The volume of data generated by interactions with a website or, connected Internet of Things devices, makes this approach impractical. For a machine learning solution algorithm can be created to address and mitigate data quality issues. Algorithms can be trained to: identify common data elements among data sets; classify and group data acquired from multiple systems; and correct incomplete data based on patterns identified in the data.

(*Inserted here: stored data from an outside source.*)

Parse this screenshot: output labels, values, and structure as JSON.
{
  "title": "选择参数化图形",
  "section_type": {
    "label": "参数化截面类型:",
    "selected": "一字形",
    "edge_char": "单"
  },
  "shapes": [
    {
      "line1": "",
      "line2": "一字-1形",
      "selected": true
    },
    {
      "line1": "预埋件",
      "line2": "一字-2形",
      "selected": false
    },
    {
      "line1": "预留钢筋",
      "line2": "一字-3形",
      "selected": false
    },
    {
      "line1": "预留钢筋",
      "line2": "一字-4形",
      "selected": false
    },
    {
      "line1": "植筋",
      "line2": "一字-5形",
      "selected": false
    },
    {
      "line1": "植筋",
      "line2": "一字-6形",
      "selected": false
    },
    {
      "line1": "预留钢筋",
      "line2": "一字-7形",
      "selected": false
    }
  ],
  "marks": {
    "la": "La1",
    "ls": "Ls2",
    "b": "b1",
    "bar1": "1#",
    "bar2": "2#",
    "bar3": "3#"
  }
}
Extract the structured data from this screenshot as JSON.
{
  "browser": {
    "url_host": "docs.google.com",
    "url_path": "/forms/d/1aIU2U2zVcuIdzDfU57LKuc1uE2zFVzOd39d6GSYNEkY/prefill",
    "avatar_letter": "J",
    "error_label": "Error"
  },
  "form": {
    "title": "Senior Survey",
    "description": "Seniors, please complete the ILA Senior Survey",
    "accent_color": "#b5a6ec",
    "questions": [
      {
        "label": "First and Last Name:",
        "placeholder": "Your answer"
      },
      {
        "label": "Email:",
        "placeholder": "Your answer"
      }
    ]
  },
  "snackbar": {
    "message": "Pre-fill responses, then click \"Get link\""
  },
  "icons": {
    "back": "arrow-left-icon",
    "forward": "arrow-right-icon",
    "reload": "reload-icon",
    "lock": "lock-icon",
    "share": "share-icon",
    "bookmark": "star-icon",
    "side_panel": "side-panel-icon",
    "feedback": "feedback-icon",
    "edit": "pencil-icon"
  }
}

Recommended approaches, from our review of the literature, describe a step wise approach when developing a machine learning approach to data management and data quality:
- Think big but start small: Identify a single business case and begin building processes around the business case. The lessons learned from managing data for the initial business case can be applied as the scope of the effort expands
- Iteratively increase the autonomy of machined managed data quality processes:
- Monitor: Humans are actively involved in sampling and monitoring the effectiveness of the data management processes. Create a structure for unstructured data
- Coaching: The accuracy of the data quality algorithm is monitored and scored by humans. The human accuracy scores are used to enhance the data management algorithms
- Collaborating: The algorithm takes increased responsibility for managing, correcting and structuring the data. Humans are involved when the processes detect elements or issues it does not understand.
- Autonomy: The algorithm can confidently address data management and data quality issues. Monitors and Alerts are provided to for humans to asses the effectiveness of the processes
- Develop Key Performance Indicators (KPI’s) associated with the business case. Metrics are essential to tracking the progress towards the strategic goal. Review of the KPI’s identifies ways to improve measurement of the KPI into the future.
- Develop a communication plan. Regularly report progress and the results of the analytics effort to the stakeholders and data owners. Regular communication keeps the organization engaged with the effort and provides additional input for refining KPI’s and Metrics as the effort moves forward.
- Create an awareness that this is an ongoing effort. One of the pitfalls of a data governance issue is the participants perception that this is a one-time project. Part of the communications must establish that this is a process shift that will continue into the future
Drs. Gasser and Almeida of Harvard University advocate creating a layered model for the governance of autonomously operating machine learning and AI algorithms. The layers include:
- Social Considerations
- Societal Norms and Legal constraints for the use of data by the Machine Learner
- Ethical Considerations
- Organizational Definitions of the criteria and appropriate use of data
- Data Governance
- In this model Data Governance is a foundational component that supports the application of the Social and Ethical constraints for the use of data by Machine Learning or AI processes
Big Data, Machine Learning and AI can create new levels of insight and efficiency for organizations. An effective Data Governance program is an essential component for the successful application of these technologies to an analytics strategy.